Racconto di viaggio – Inverno in Transilvania
La Transilvania d’inverno è fredda e desolata. Vago con un’auto a noleggio tra i paesini su cui si è posata una sottile crosta di ghiaccio. La macchina scivola nelle stradine e io scivolo a mia volta, nonostante le scarpe da trekking. Entro nel bar in un villaggio abbandonato nella campagna. Tre signori sono seduti su tre sedie in tre tavoli diversi. Fanno colazione, uno con una tazza di té, gli altri due con una birra. Interrompono la loro conversazione e mi scrutano da testa a piedi. Fanno un cenno di accomodarmi, senza rivolgermi la parola. Osservo il grande naso deformato di quello vicino a me che ogni tanto mi fissa negli occhi. Mi sembrano persone cristallizzate lì da decenni, nei loro cappotti d’altri tempi, lisi e scoloriti. I visi sono solcati da rughe profonde e scure come le loro grosse mani. Arriva una signora coperta da una grossa giacca e un foulard colorato in testa. Si siede e prende in mano la conversazione. Fuori il paesaggio è in soli toni di bianco e grigio chiaro, dalla neve per terra alla nebbia che nasconde il cielo e scolorisce le casette colorate. Passeggio nei villaggi incontrando solo cani, che ai lati della strada abbaiano alle auto di passaggio.
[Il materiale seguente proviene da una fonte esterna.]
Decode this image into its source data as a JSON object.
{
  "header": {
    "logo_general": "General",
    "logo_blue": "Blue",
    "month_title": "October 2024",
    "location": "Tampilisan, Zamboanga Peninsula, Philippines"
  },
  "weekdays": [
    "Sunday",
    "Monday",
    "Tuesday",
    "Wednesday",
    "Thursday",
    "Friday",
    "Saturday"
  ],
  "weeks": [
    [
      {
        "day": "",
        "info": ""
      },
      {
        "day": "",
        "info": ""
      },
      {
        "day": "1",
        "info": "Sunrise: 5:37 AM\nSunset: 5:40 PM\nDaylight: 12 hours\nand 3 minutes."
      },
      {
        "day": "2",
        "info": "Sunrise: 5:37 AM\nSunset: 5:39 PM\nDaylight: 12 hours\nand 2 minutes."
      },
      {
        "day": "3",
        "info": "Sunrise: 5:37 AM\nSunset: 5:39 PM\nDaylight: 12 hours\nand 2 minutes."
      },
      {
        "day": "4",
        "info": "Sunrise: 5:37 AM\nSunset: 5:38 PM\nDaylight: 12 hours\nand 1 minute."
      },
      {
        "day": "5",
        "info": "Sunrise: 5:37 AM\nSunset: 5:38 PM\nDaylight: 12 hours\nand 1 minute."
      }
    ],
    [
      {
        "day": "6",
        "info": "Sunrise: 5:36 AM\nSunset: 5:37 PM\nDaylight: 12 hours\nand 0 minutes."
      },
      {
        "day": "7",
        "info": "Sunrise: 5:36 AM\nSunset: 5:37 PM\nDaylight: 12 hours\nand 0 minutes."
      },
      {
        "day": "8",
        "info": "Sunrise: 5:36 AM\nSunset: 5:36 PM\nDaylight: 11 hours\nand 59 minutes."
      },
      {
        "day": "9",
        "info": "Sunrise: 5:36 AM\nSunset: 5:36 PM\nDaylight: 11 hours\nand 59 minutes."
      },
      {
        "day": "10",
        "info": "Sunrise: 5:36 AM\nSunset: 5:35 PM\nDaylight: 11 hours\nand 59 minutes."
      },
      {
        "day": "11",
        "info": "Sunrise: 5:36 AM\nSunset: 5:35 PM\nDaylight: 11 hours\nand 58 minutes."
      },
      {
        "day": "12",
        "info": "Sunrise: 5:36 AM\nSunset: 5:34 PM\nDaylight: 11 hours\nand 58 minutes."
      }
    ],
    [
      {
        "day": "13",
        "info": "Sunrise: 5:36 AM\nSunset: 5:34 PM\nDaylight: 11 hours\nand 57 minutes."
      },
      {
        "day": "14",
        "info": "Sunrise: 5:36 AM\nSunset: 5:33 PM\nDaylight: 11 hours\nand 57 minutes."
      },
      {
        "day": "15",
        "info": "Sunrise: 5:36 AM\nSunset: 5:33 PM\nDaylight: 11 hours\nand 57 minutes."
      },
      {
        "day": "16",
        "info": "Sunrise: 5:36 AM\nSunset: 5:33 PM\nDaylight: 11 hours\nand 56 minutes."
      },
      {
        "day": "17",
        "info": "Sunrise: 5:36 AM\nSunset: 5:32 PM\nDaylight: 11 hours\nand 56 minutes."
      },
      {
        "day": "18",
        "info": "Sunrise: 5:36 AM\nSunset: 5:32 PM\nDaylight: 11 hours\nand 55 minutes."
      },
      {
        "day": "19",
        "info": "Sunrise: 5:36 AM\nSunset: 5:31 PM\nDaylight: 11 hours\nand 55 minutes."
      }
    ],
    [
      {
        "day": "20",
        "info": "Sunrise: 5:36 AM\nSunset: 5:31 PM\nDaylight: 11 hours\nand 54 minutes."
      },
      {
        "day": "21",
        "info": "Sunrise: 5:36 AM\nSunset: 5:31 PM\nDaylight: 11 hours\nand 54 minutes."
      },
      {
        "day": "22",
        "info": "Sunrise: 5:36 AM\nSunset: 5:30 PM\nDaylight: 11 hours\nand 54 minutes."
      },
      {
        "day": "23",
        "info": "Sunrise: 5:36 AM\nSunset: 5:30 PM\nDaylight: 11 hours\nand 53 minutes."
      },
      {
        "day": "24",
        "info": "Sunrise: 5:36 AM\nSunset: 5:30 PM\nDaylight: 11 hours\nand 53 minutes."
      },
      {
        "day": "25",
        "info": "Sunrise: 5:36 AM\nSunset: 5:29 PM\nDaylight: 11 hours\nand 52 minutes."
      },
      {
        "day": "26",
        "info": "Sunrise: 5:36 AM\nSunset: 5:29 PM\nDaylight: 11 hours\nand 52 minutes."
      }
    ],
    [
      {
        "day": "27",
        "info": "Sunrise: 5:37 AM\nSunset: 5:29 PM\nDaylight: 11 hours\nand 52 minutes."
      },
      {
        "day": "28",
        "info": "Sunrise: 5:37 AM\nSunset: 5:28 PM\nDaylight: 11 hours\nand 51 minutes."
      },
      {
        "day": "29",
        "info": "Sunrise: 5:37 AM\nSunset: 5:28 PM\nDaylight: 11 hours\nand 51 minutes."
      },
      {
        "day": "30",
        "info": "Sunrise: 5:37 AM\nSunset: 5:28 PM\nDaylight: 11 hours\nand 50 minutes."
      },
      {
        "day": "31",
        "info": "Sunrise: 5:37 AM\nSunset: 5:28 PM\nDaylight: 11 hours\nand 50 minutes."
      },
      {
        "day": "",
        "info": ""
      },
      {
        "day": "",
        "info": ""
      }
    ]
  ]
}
Il castello di Bran è stato rappresentato in infiniti quadri e rappresentazioni, da mille angolazioni diverse, sempre seminascosto da alberi neri e sotto la luce sinistra della luna piena. Immagini degne della fama del conte Dracula. Ci si arriva però da Brasov percorrendo con una statale che gira intorno alla collina. Alla base, bancarelle turistiche con souvenir draculiani di ogni tipo. Il mistero pare intrappolato solo nella leggenda. All’interno stanze curate e luminose ne fanno una dimora più da favola che da storia horror.
Il mio ricordo della Transilvania rimarranno i paesini nella neve, i carretti trainati dai cavalli che slittano sul ghiaccio, i trattori scrostati in attesa della primavera, un cane che mi scruta e io che passeggio in cerca di una locanda dove riscaldarmi.